The tumor microenvironment is abnormal and associated with tumor tissue hypoxia, immunosuppression, and poor response to treatment. One important abnormality present in tumors is vessel compression. Vessel decompression has been shown to increase survival rates in animal models via enhanced and more homogeneous oxygenation. However, our knowledge of the biophysical mechanisms linking tumor decompression to improved tumor oxygenation is limited. In this study, we propose a computational model to investigate the impact of vessel compression on red blood cell (RBC) dynamics in tumor vascular networks. Our results demonstrate that vessel compression can alter RBC partitioning at bifurcations in a hematocrit-dependent and flow rate–independent manner. We identify RBC focusing due to cross-streamline migration as the mechanism responsible and characterize the spatiotemporal recovery dynamics controlling downstream partitioning. Based on this knowledge, we formulate a reduced-order model that will help future research to elucidate how these effects propagate at a whole vascular network level. These findings contribute to the mechanistic understanding of hemodilution in tumor vascular networks and oxygen homogenization following pharmacological solid tumor decompression.

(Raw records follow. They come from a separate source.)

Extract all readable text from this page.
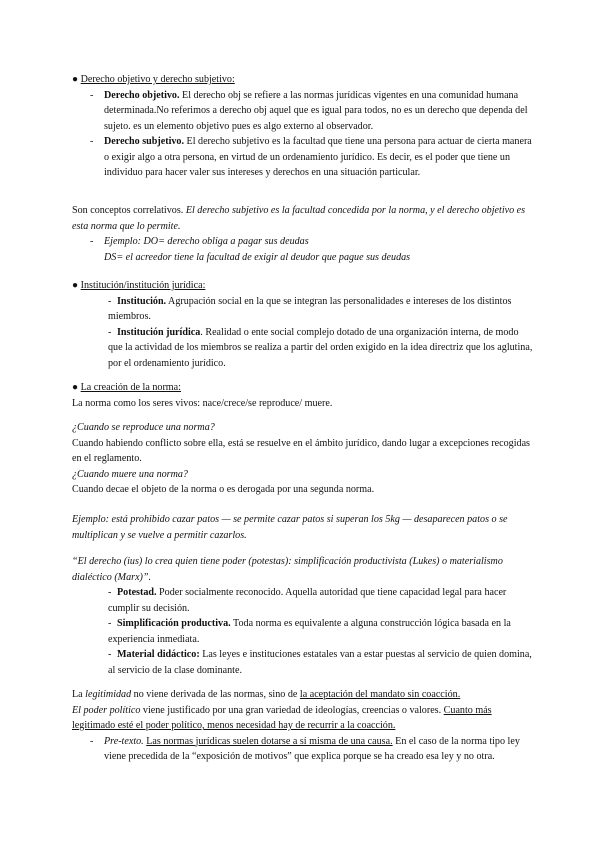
● Derecho objetivo y derecho subjetivo:

- Derecho objetivo. El derecho obj se refiere a las normas jurídicas vigentes en una comunidad humana determinada.No referimos a derecho obj aquel que es igual para todos, no es un derecho que dependa del sujeto. es un elemento objetivo pues es algo externo al observador.
- Derecho subjetivo. El derecho subjetivo es la facultad que tiene una persona para actuar de cierta manera o exigir algo a otra persona, en virtud de un ordenamiento jurídico. Es decir, es el poder que tiene un individuo para hacer valer sus intereses y derechos en una situación particular.

Son conceptos correlativos. El derecho subjetivo es la facultad concedida por la norma, y el derecho objetivo es esta norma que lo permite.

- Ejemplo: DO= derecho obliga a pagar sus deudas
DS= el acreedor tiene la facultad de exigir al deudor que pague sus deudas

● Institución/institución jurídica:

- Institución. Agrupación social en la que se integran las personalidades e intereses de los distintos miembros.
- Institución jurídica. Realidad o ente social complejo dotado de una organización interna, de modo que la actividad de los miembros se realiza a partir del orden exigido en la idea directriz que los aglutina, por el ordenamiento jurídico.

● La creación de la norma:

La norma como los seres vivos: nace/crece/se reproduce/ muere.

¿Cuando se reproduce una norma?

Cuando habiendo conflicto sobre ella, está se resuelve en el ámbito jurídico, dando lugar a excepciones recogidas en el reglamento.

¿Cuando muere una norma?

Cuando decae el objeto de la norma o es derogada por una segunda norma.

Ejemplo: está prohibido cazar patos — se permite cazar patos si superan los 5kg — desaparecen patos o se multiplican y se vuelve a permitir cazarlos.

“El derecho (ius) lo crea quien tiene poder (potestas): simplificación productivista (Lukes) o materialismo dialéctico (Marx)”.

- Potestad. Poder socialmente reconocido. Aquella autoridad que tiene capacidad legal para hacer cumplir su decisión.
- Simplificación productiva. Toda norma es equivalente a alguna construcción lógica basada en la experiencia inmediata.
- Material didáctico: Las leyes e instituciones estatales van a estar puestas al servicio de quien domina, al servicio de la clase dominante.

La legitimidad no viene derivada de las normas, sino de la aceptación del mandato sin coacción.

El poder político viene justificado por una gran variedad de ideologías, creencias o valores. Cuanto más legitimado esté el poder político, menos necesidad hay de recurrir a la coacción.

- Pre-texto. Las normas jurídicas suelen dotarse a sí misma de una causa. En el caso de la norma tipo ley viene precedida de la “exposición de motivos” que explica porque se ha creado esa ley y no otra.
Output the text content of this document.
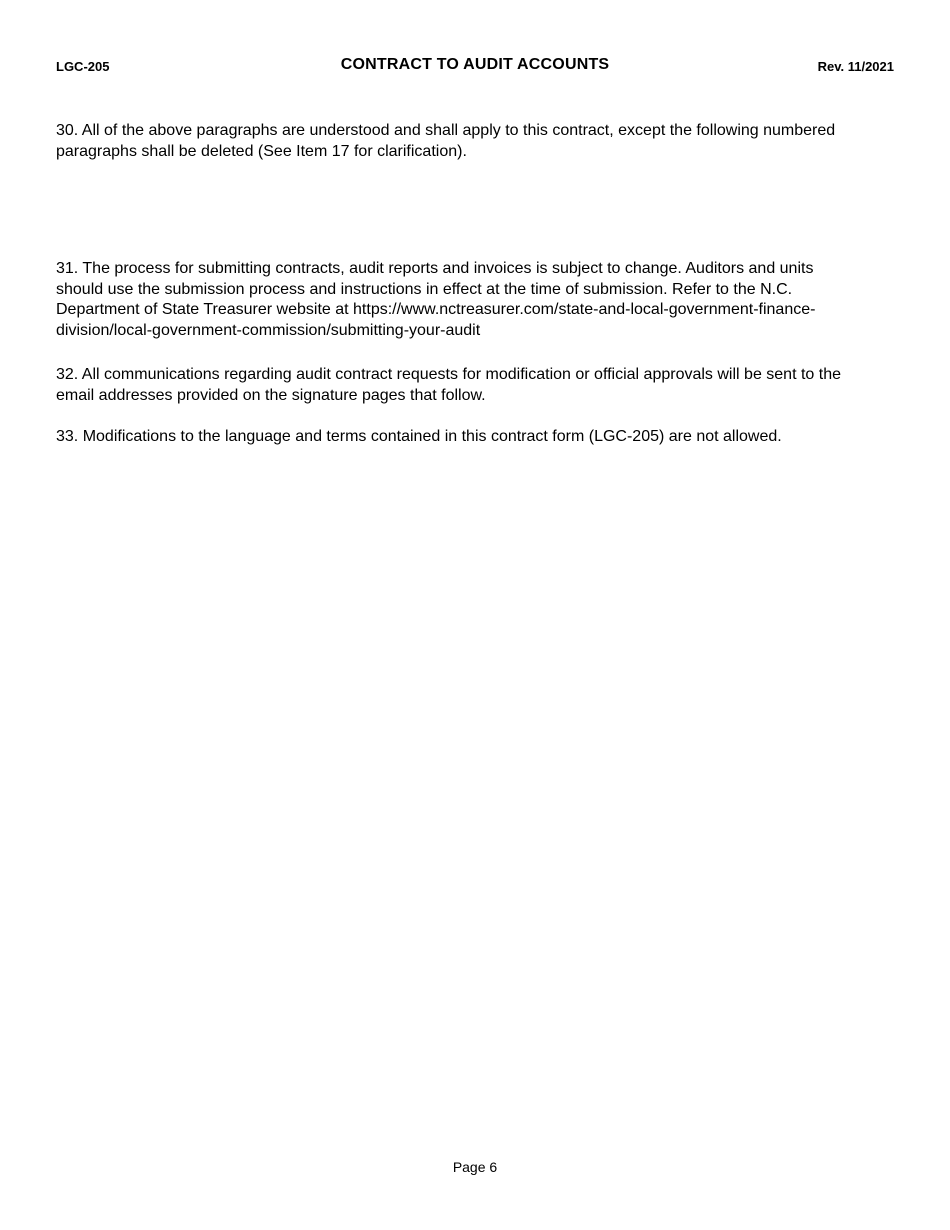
LGC-205	CONTRACT TO AUDIT ACCOUNTS	Rev. 11/2021

30. All of the above paragraphs are understood and shall apply to this contract, except the following numbered paragraphs shall be deleted (See Item 17 for clarification).

31. The process for submitting contracts, audit reports and invoices is subject to change. Auditors and units should use the submission process and instructions in effect at the time of submission. Refer to the N.C. Department of State Treasurer website at https://www.nctreasurer.com/state-and-local-government-finance-division/local-government-commission/submitting-your-audit

32. All communications regarding audit contract requests for modification or official approvals will be sent to the email addresses provided on the signature pages that follow.

33. Modifications to the language and terms contained in this contract form (LGC-205) are not allowed.

Page 6
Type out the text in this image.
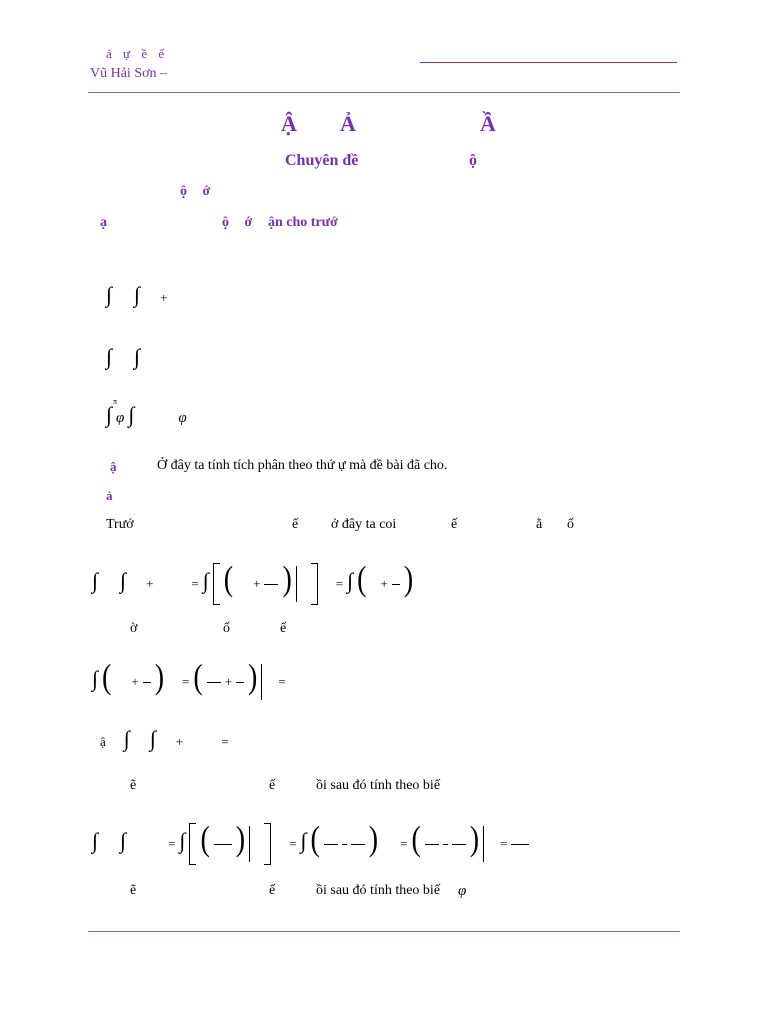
ả ự ề ế
Vũ Hải Sơn –
Ậ Ả	Ầ
Chuyên đề	ộ
ộ ớ
ạ	ộ ớ ận cho trướ
∫ ∫ +
∫ ∫
∫ φ ∫	φ
π
ậ	Ở đây ta tính tích phân theo thứ ự mà đề bài đã cho.
ả
Trướ	ế ở đây ta coi	ế	ằ ố
∫ ∫ +	= ∫ ( + )	= ∫ ( + )
ờ	ố	ế
∫ ( + ) = ( + ) =
ậ ∫ ∫ +	=
ẽ	ế	ồi sau đó tính theo biế
∫ ∫	= ∫ ( )	= ∫ ( ) = ( ) =
ẽ	ế	ồi sau đó tính theo biế φ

肿瘤微环境异常，与肿瘤组织缺氧、免疫抑制、治疗反应差有关。肿瘤中存在的一种重要异常是血管受压。血管减压已被证明可以通过增强和更均匀的氧合作用提高动物模型的存活率。然而，我们对将肿瘤减压与改善肿瘤氧合联系起来的生物物理机制的了解是有限的。在这项研究中，我们提出了一个计算模型来研究血管压缩对肿瘤血管网络中红细胞 (RBC) 动力学的影响。我们的结果表明，血管压缩可以以依赖于血细胞比容和与流速无关的方式改变分叉处的 RBC 分配。我们将跨流线迁移引起的 RBC 聚焦确定为负责并表征控制下游分区的时空恢复动态的机制。基于这些知识，我们制定了一个降阶模型，这将有助于未来的研究阐明这些影响如何在整个血管网络级别传播。这些发现有助于对肿瘤血管网络中的血液稀释和药物实体瘤减压后的氧均质化的机制理解。